Top Review by littlemafia
I'm giving it only three stars coz was too sweet and I also cut down on butter. For the topping I used 1/4 cup brown sugar and 2 T butter. I liked the pecans in it, but I had no cranberries. Five stars for the smell in the house!
- 1 1⁄3 cups all-purpose flour
- 1 cup rolled oats
- 3⁄4 cup packed dark brown sugar
- 1⁄4 cup granulated sugar
- 3⁄8 teaspoon ground cinnamon
- 3⁄8 teaspoon salt
- 1 cup unsalted butter, but into tablespoons, softened
- 1 1⁄3 cups pecans, toasted and chopped
- 1⁄2 cup granulated sugar
- 1 teaspoon ground cinnamon
- 5 lbs granny smith apples
- 1 cup dried cranberries
- 2 tablespoons fresh lemon juice
Directions See How It's Made
- Preheat oven to 375°F Lightly butter a shallow 3 1/2 to 4 quart baking dish.
- Topping: Combine flour, oats, sugars, cinnamon, and salt. Mix until well combined. Add butter. I use a mixer but you can use a food processor. Mix until it forms large clumps. With fingers work in the pecans.

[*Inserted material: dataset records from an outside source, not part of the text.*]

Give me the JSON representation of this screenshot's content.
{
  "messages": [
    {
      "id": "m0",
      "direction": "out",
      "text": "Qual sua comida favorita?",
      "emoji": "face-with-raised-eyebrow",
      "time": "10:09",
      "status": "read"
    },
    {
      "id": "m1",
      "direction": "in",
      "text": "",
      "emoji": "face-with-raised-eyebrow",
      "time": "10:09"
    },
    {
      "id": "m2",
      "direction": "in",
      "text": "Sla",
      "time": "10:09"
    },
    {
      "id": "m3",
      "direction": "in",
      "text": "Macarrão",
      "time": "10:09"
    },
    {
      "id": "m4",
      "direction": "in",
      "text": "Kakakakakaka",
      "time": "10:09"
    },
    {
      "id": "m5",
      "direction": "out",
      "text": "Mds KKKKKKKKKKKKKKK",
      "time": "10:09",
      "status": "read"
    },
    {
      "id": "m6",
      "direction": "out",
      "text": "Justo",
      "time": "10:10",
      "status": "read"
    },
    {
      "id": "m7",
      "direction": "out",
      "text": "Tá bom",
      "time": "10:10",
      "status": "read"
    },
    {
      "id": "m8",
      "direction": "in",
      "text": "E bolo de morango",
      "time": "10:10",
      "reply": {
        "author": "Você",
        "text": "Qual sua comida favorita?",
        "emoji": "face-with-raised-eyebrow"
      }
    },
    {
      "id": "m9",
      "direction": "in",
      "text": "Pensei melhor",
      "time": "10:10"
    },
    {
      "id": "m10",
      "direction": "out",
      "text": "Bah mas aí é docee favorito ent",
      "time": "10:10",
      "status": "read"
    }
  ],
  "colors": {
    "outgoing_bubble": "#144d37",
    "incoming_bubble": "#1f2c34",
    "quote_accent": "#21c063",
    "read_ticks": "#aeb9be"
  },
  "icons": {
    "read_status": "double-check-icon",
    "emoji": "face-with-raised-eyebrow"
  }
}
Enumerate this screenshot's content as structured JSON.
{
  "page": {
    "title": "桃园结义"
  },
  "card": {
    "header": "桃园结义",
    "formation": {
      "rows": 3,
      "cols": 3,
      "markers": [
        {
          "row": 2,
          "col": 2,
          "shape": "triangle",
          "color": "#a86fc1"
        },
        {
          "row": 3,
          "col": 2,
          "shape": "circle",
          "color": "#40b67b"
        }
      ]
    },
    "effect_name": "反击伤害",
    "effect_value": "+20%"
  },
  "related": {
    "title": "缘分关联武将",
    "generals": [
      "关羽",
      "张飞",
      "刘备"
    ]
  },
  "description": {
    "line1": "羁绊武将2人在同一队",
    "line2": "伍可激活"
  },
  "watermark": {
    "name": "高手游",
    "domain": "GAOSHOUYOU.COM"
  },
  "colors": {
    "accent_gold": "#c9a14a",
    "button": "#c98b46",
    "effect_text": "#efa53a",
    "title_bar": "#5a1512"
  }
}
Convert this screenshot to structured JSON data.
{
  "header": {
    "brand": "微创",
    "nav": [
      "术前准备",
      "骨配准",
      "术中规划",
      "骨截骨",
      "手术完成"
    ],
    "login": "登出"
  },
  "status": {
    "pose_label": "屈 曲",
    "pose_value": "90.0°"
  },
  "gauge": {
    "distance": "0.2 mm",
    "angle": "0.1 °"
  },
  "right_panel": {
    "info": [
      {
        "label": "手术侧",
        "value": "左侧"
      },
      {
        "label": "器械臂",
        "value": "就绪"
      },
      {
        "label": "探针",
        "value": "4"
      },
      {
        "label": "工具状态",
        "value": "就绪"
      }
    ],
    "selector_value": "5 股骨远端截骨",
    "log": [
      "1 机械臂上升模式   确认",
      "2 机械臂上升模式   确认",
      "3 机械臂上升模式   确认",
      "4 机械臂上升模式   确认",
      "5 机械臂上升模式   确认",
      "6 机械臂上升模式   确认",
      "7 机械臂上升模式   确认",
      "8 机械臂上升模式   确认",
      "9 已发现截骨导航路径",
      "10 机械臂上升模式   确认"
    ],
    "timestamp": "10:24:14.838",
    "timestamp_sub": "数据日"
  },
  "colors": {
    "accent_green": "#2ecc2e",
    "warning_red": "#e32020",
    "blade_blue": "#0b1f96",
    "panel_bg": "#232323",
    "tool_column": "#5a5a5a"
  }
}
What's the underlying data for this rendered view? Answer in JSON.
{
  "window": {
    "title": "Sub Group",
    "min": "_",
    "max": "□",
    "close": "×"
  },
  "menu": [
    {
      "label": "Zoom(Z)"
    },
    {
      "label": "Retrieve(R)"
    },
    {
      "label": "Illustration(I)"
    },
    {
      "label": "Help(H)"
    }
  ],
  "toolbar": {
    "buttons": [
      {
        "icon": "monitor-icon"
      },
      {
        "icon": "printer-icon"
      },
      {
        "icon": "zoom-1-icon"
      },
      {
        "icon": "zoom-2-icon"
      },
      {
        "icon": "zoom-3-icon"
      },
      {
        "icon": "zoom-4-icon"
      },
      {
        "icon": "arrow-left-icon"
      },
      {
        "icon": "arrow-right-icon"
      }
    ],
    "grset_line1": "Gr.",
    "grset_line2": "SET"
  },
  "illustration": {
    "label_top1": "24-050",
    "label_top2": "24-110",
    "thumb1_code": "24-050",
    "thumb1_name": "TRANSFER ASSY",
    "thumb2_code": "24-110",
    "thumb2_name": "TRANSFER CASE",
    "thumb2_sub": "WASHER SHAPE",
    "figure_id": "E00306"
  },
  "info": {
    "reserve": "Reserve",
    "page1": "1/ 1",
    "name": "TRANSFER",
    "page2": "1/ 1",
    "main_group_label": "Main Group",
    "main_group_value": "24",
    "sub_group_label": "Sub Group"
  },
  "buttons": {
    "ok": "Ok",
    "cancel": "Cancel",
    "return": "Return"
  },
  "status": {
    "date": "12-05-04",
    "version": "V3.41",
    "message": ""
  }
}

- Filling: Whisk together sugar and cinnamon in a large bowl. Peel, quarter, and core apples and then cut into chunks about 1/2 inch thick. Add apples, cranberries, and lemon juice to sugar mixture. Toss until well combined.
- Assembly: Spread the apples in the buttered baking dish. Crumble topping evenly over them. Bake until topping is golden brown which takes about an hour and makes the house smell wonderful. Cool to warm and serve.